Share

BAB 7-JALAN

Srak srak srak

Suara-suara langkah kaki kini terdengar dengan cahaya obor yang menjadi satu-satunya penerang jalan di dalam hutan tersebut, dengan yang dipenuhi oleh pepohonan dan semak-semak hutan  di sisi dan kanan jalan.

Semakin aku berjalan, semakin banyak daun-daun kering yang menutupi jalanan setapak itu. Karena mungkin saja, jalanan tersebut jarang sekali dilewati oleh manusia.

Aku berjalan bersama seorang nenek tua yang kini berjalan pelan di depan ku, seorang nenek dengan senyumnya setiap kali dia berkata kepadaku, sehingga membuatku tidak lagi merasa ketakutan ketika dia berada di dekatku.

Dengan santainya nenek tersebut berjalan di tengah-tengah hutan, tanpa ada rasa takut dengan para makhluk yang sering menampakan dirinya di hutan Gunung Sepuh ini ketika malam tiba.

Aku memang sempat ragu dengannya, aku seperti tidak mempercayai nenek yang ada di depanku itu. Karena aku berpikir, bahwa dia adalah makhluk yang sama dengan apa yang aku temui beberapa waktu yang lalu, makhluk-makhluk yang silih berganti menampakan dirinya dan membuatku ketakutan setengah mati dengan wujudnya yang sangat menyeramkan.

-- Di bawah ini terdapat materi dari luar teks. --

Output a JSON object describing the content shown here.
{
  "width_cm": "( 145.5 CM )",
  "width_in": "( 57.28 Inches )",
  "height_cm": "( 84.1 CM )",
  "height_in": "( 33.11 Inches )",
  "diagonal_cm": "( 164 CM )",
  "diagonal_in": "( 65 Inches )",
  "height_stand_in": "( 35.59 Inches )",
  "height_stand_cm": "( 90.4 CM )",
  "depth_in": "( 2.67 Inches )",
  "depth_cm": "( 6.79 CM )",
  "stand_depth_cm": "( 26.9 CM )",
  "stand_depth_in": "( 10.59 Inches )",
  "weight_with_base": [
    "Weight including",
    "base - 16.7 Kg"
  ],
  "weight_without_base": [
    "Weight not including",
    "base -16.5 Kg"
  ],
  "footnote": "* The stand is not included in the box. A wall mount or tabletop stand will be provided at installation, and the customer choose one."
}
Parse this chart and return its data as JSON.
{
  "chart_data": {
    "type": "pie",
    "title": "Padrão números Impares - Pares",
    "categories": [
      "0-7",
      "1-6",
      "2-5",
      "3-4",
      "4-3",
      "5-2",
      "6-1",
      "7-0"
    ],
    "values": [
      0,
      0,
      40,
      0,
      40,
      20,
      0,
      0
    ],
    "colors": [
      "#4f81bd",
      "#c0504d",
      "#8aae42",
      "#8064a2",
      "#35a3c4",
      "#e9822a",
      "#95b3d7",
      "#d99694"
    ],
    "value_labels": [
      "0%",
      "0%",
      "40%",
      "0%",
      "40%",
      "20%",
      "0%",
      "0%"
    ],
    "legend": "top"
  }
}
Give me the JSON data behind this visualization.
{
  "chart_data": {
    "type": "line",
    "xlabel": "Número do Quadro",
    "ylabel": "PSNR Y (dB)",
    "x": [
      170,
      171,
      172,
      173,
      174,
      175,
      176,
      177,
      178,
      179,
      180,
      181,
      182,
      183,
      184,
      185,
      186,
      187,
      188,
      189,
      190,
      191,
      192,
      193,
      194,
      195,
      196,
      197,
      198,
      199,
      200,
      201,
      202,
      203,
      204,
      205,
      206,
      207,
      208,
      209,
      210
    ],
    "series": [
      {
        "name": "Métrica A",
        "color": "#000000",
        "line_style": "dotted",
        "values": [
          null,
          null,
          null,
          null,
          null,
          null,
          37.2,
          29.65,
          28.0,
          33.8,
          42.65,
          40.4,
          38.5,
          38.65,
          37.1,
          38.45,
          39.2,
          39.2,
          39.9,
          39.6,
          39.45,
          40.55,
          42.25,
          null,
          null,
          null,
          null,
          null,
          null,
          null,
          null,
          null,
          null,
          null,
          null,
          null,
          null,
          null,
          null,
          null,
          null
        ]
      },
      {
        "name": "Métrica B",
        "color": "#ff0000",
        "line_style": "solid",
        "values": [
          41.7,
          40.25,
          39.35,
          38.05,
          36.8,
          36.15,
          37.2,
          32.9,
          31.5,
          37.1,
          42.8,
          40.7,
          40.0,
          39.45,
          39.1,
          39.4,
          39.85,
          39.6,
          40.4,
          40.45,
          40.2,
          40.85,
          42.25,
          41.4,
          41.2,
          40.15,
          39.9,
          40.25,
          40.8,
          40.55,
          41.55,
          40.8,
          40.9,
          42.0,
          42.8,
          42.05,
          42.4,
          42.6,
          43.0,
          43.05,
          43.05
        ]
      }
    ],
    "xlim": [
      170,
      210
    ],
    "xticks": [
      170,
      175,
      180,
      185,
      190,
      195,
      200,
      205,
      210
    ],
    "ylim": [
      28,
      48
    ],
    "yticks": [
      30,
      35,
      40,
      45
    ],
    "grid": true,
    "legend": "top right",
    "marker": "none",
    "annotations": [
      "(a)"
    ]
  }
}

“Nek, Nenek emang tinggal di sini?” Kataku yang kini mencoba memberanikan diri bertanya kepadanya.

Aku sengaja bertanya seperti itu. Karena dalam seumur hidupku, tidak ada manusia yang berani untuk berkeliaran di Gunung Sepuh ini tanpa tujuan tertentu, apalagi di malam hari seperti nenek yang ada di depanku ini. Kecuali bagi para manusia yang sudah kehilangan akal demi mendapatkan suatu perjanjian dengan para makhluk dengan membuat ritual di tempat ini sepanjang malam.

Namun, tidak mungkin bagi nenek tua yang renta seperti yang ada di depanku ini untuk melakukan hal itu. Karena aku tahu, mereka yang biasanya melewati kampung untuk melakukan ritual di Gunung Sepuh, biasanya datang dengan kendaraan yang asalnya dari kota-kota besar di sekitar pulau Jawa.

Bahkan, tidak hanya orang sunda saja yang sengaja datang ke tempat ini, banyak sekali orang yang dari luar daerah datang dengan bahasa yang tidak aku mengerti datang silih berganti untuk mendapatkan apa yang dia inginkan di gunung ini.

Aku tahu, karena setiap kali mereka datang pada siang hari. Mereka pasti berhenti di warung, mengobrol dengan Ibu tentang Gunung Sepuh dan segala isinya. Namun ibu hanya menjawab seperlunya dan menjelaskan bahwa apabila orang tersebut ingin sekali tahu lebih lanjut, maka masuklah ketika malam tiba.

“Nek!”

“Nek! ”

Tampaknya suaraku tidak terdengar oleh nenek tersebut, sehingga ketika aku beberapa kali memanggil nenek tersebut, dia hanya fokus berjalan secara perlahan dengan obor yang tidak lepas dari tangannya sebagai penerang satu-satunya.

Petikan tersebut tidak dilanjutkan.